Protect your company with a Confidentiality Agreement

While Human resources departments are responsible for keeping confidential information about potential employees, internal staff and external clients, a big part of their job are circulating policies and inter-office communications that are meant to be seen by everyone. They are responsible for sharing employee’s private and personally identifiable information with external providers and agencies that include health plans, banks, and the IRS. Jason Hanold knows that managing who can see what is a daunting task and protection against any possible threats requires a strategy flexible enough to destroy files automatically, while also enabling secure sharing. Confidentiality Agreements don’t have to be long and complicated. In fact, the good ones usually don’t run more than a few pages long. First, there are some key elements of Confidentiality Agreements that should be taken into account:

The identification of the parties

A description set forth at the beginning of the contract. If it is an agreement where only one side is providing confidential information, then the disclosing party can be referred to as the Disclosing Party and the recipient of the information can simply be referred to as the Recipient.

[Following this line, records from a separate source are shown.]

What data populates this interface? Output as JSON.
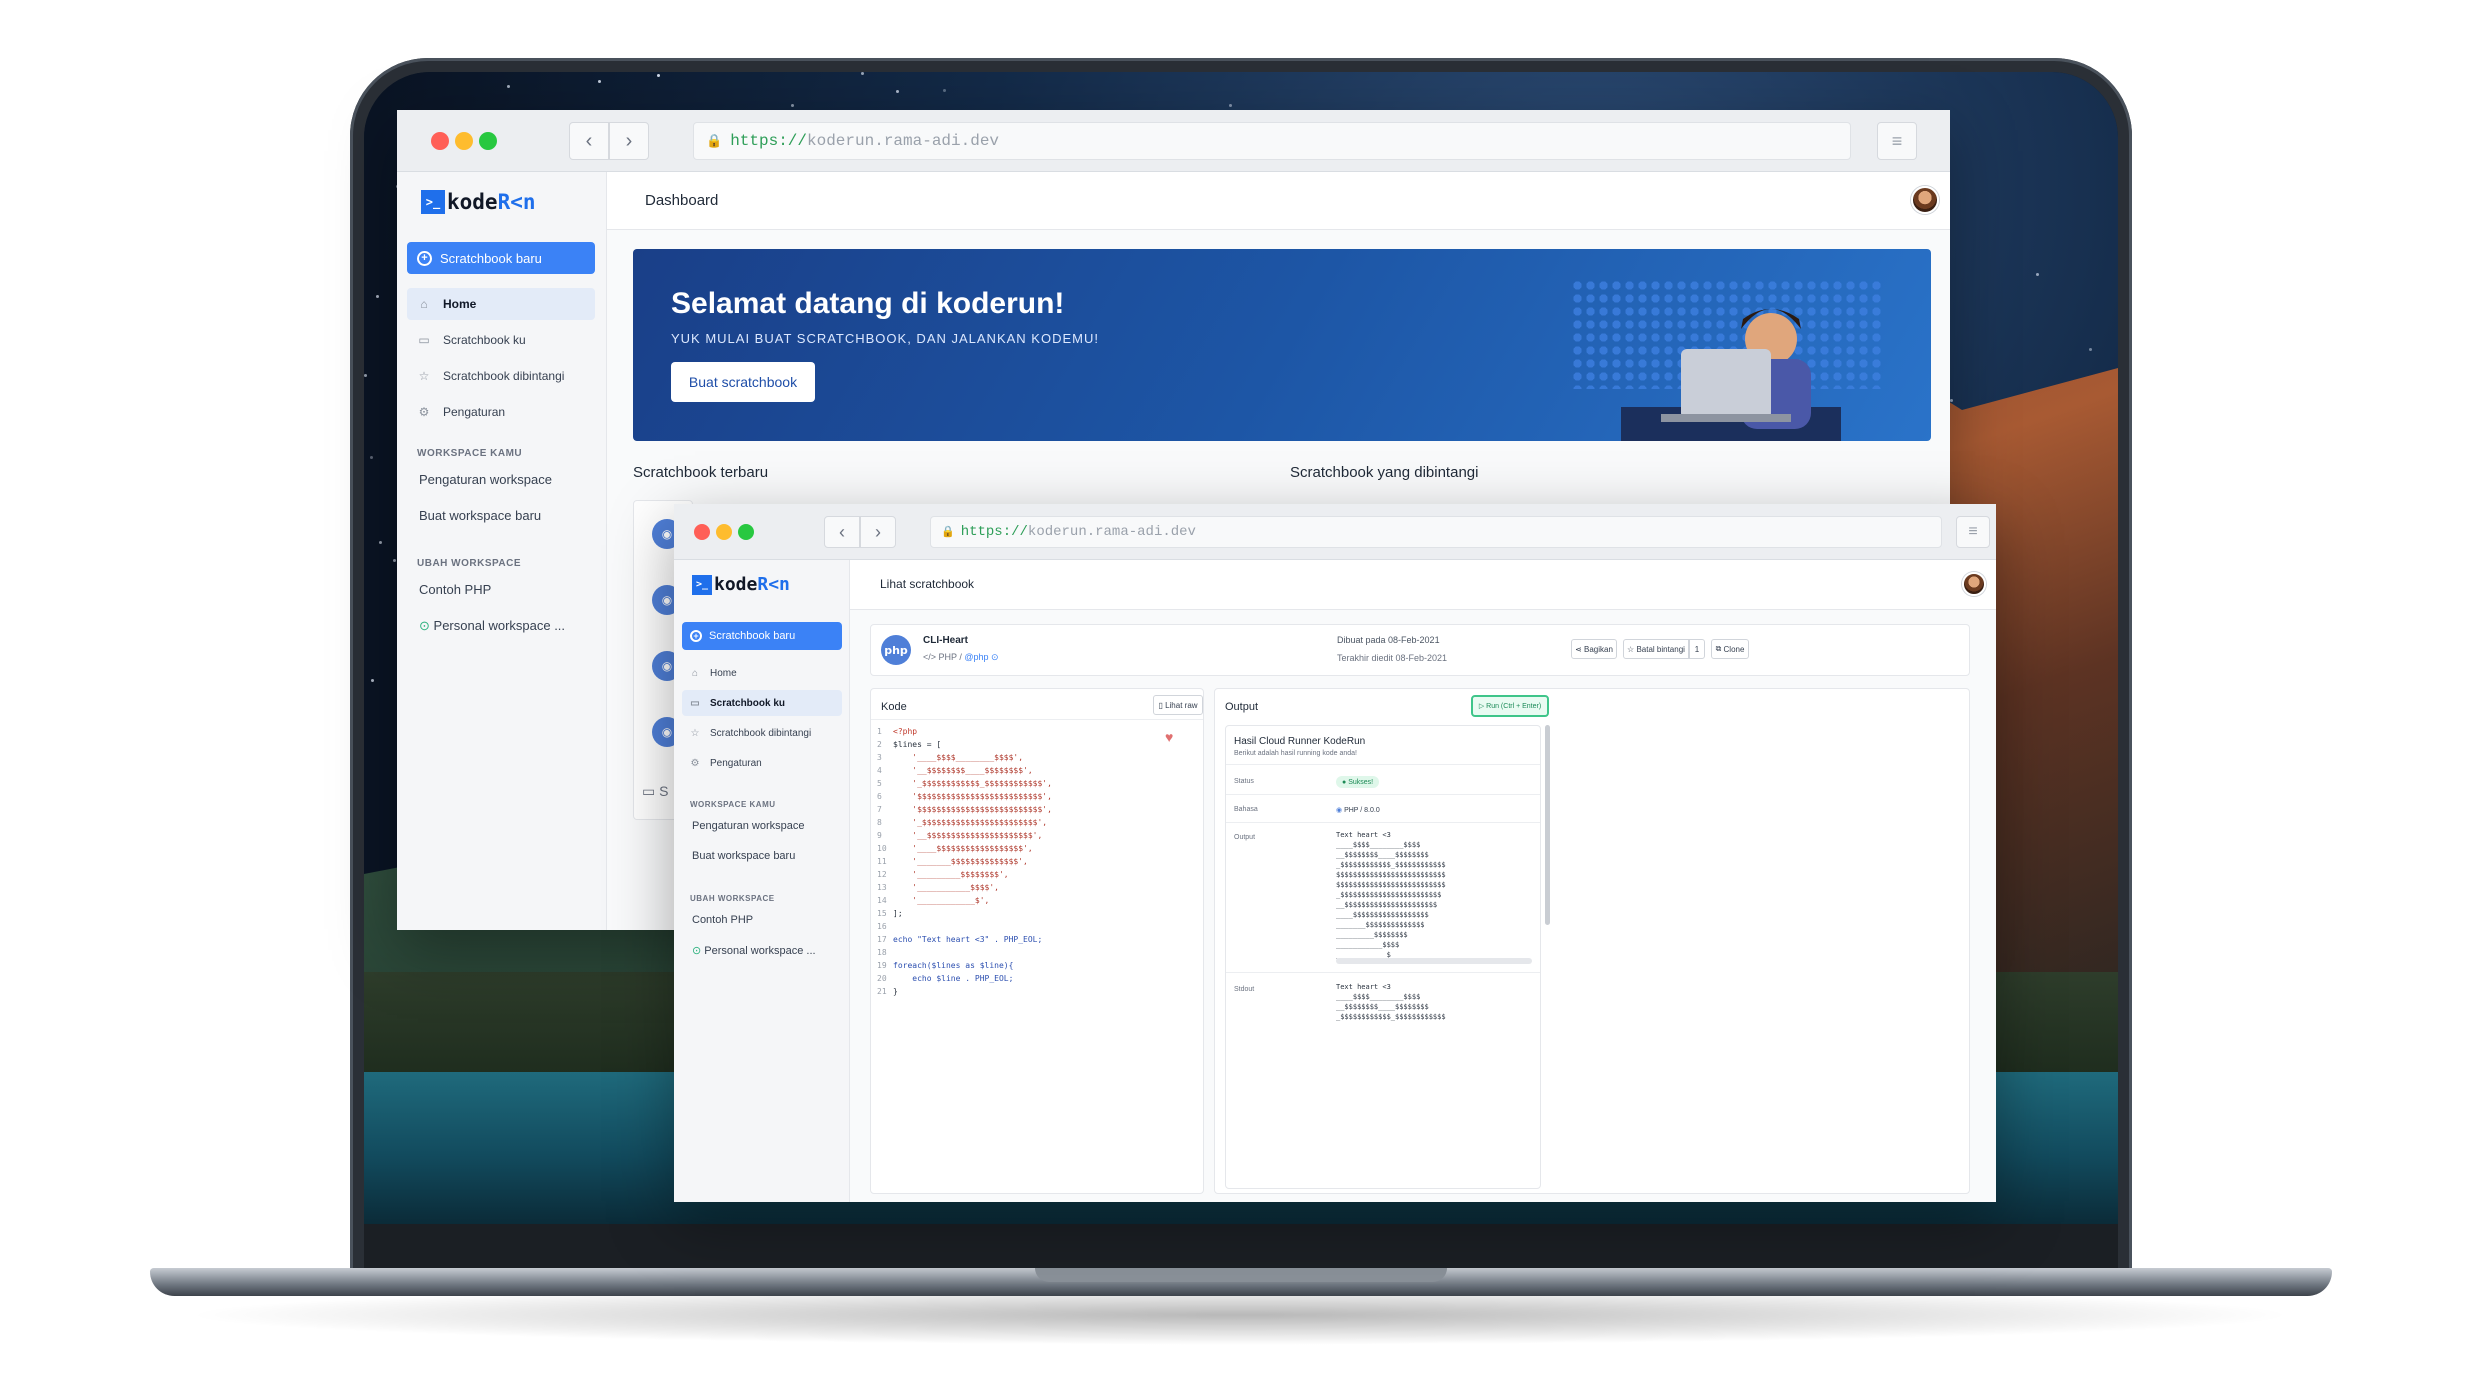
{
  "browser": {
    "url_scheme": "https://",
    "url_host": "koderun.rama-adi.dev"
  },
  "logo": {
    "prefix": ">_",
    "text": "kode",
    "text_run": "R<n"
  },
  "sidebar": {
    "new_button": "Scratchbook baru",
    "items": [
      {
        "label": "Home",
        "icon": "home-icon"
      },
      {
        "label": "Scratchbook ku",
        "icon": "briefcase-icon"
      },
      {
        "label": "Scratchbook dibintangi",
        "icon": "star-icon"
      },
      {
        "label": "Pengaturan",
        "icon": "gear-icon"
      }
    ],
    "workspace_section": "WORKSPACE KAMU",
    "workspace_items": [
      "Pengaturan workspace",
      "Buat workspace baru"
    ],
    "change_section": "UBAH WORKSPACE",
    "change_items": [
      "Contoh PHP",
      "Personal workspace ..."
    ]
  },
  "dashboard": {
    "title": "Dashboard",
    "hero_title": "Selamat datang di koderun!",
    "hero_subtitle": "YUK MULAI BUAT SCRATCHBOOK, DAN JALANKAN KODEMU!",
    "hero_button": "Buat scratchbook",
    "recent_title": "Scratchbook terbaru",
    "starred_title": "Scratchbook yang dibintangi",
    "recent_tail_label": "S"
  },
  "viewer": {
    "title": "Lihat scratchbook",
    "name": "CLI-Heart",
    "lang": "PHP",
    "author": "@php",
    "created": "Dibuat pada 08-Feb-2021",
    "edited": "Terakhir diedit 08-Feb-2021",
    "share": "Bagikan",
    "unstar": "Batal bintangi",
    "star_count": "1",
    "clone": "Clone",
    "code_title": "Kode",
    "raw_button": "Lihat raw",
    "output_title": "Output",
    "run_button": "Run (Ctrl + Enter)",
    "result_title": "Hasil Cloud Runner KodeRun",
    "result_sub": "Berikut adalah hasil running kode anda!",
    "status_label": "Status",
    "status_value": "Sukses!",
    "lang_label": "Bahasa",
    "lang_value": "PHP / 8.0.0",
    "output_label": "Output",
    "stdout_label": "Stdout"
  },
  "code_lines": [
    "<?php",
    "$lines = [",
    "    '____$$$$________$$$$',",
    "    '__$$$$$$$$____$$$$$$$$',",
    "    '_$$$$$$$$$$$$_$$$$$$$$$$$$',",
    "    '$$$$$$$$$$$$$$$$$$$$$$$$$$',",
    "    '$$$$$$$$$$$$$$$$$$$$$$$$$$',",
    "    '_$$$$$$$$$$$$$$$$$$$$$$$$',",
    "    '__$$$$$$$$$$$$$$$$$$$$$$',",
    "    '____$$$$$$$$$$$$$$$$$$',",
    "    '_______$$$$$$$$$$$$$$',",
    "    '_________$$$$$$$$',",
    "    '___________$$$$',",
    "    '____________$',",
    "];",
    "",
    "echo \"Text heart <3\" . PHP_EOL;",
    "",
    "foreach($lines as $line){",
    "    echo $line . PHP_EOL;",
    "}"
  ],
  "output_lines": [
    "Text heart <3",
    "____$$$$________$$$$",
    "__$$$$$$$$____$$$$$$$$",
    "_$$$$$$$$$$$$_$$$$$$$$$$$$",
    "$$$$$$$$$$$$$$$$$$$$$$$$$$",
    "$$$$$$$$$$$$$$$$$$$$$$$$$$",
    "_$$$$$$$$$$$$$$$$$$$$$$$$",
    "__$$$$$$$$$$$$$$$$$$$$$$",
    "____$$$$$$$$$$$$$$$$$$",
    "_______$$$$$$$$$$$$$$",
    "_________$$$$$$$$",
    "___________$$$$",
    "____________$"
  ],
  "stdout_lines": [
    "Text heart <3",
    "____$$$$________$$$$",
    "__$$$$$$$$____$$$$$$$$",
    "_$$$$$$$$$$$$_$$$$$$$$$$$$"
  ]
}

Elements defined to be confidential

Defining what confidential information means. The disclosing party wants this definition to be as broad as possible, so as to make sure the other side doesn’t find a loophole and starts using your valuable secrets. But if you are the recipient of the information, you have a legitimate desire to make sure that the information that you are supposed to keep as a secret is clearly identified and that you know what you can and cannot do. Oral information, in particular, can be tricky to deal with, and the usual compromise is that oral information can be deemed confidential information, but that the disclosing party has to confirm to the other side in writing sometime shortly after it was disclosed, so that the receiving party is now on notice as to what oral statements are deemed confidential.

Obligations of the receiving party

This usually means that it has to take reasonable steps to prevent others from gaining access to this private information. If the scope of the Confidentiality Agreement is broad enough, then you can sue for damages or to stop them if they breach their confidentiality and non-use obligations.

The term of the agreement

Some attorneys would argue that the Confidential Agreement should last forever. But if you are the recipient of the confidential information, you will likely insist on a definite term where the agreement ends. After all, most information becomes useless after a certain number of years, and the cost of policing confidentiality obligations can become expensive if it is an endless obligation. Confidentiality Agreement can also state that, even if the term is ended, the disclosing party isn’t giving up any other rights that it may have under copyright, patent, or other intellectual property laws.

And then, the data available to the Human Resources Department should be classified into categories before policy controls are defined to meet specific access and permission requirements. These categories should include intellectual property, executive compensation, board-of-director files, customer lists, and financial data. This requires the highest level of protection, including automatic encryption and assignment to the strictest security protocols. Another set of categories can either be encrypted automatically or assigned security permissions that allow everyone inside the organization access or can be manually selected by human resources to be secured. This set includes policy manuals, inter-office correspondence, and pre-release public files.

Now Hiring_human resources_jason hanold_Confidentiality Agreement

Image courtesy of Nathan Stephens at Flickr.com

Employee information

Human Resources should keep personal information on employees confidential, even before they are hired. Candidate information includes reference checks and job offers. HR also protects drug-testing and physical examination results, Social Security numbers, payroll data and performance reviews. Also, employees’ ID numbers and customers’ financial information are some of the data at high risk for theft. Confidentiality laws, such as the federal Health Insurance Portability and Accountability Act, requires that HR also keeps employees’ health information private.

Client data

Human Resources often handles client information, including external and internal financial information. Client contracts mandate confidentiality and can only be shared with authorized employees or, in some cases, third-party agencies, so this data receives tier one treatment. With advanced security settings, HR can safely share this information with the designated parties via email by specifying the number of devices and validity period for accessing protected attachments. Business expansions, new product ideas, changes in procedures or an impending layoff or plant closing are kept confidential until the time is right for a company-wide or public disclosure.

Intellectual property

Confidentiality agreements protect intellectual property or trade secrets from competitors. Proprietary information includes production methods, formulas or processes you want to keep confidential. It also includes salary ranges, customer lists, and vendor contracts, as well as business and marketing plans and any special skills your employees have. A confidentiality agreement protects your computer system, which holds proprietary information. The human resources department can be the first line of defense for this data since it may be the first to find out an employee is leaving. They need to have policies in place for resulting access changes.

Non Competing Agreement

HR ideal is to keep valuable employees, but this is not always the case. A non competing agreement keeps a business’ former employees from giving away its trade secrets to a competitor. Some non competing agreements restrict employees from starting a business that competes with their former employer’s business, for a certain amount of time.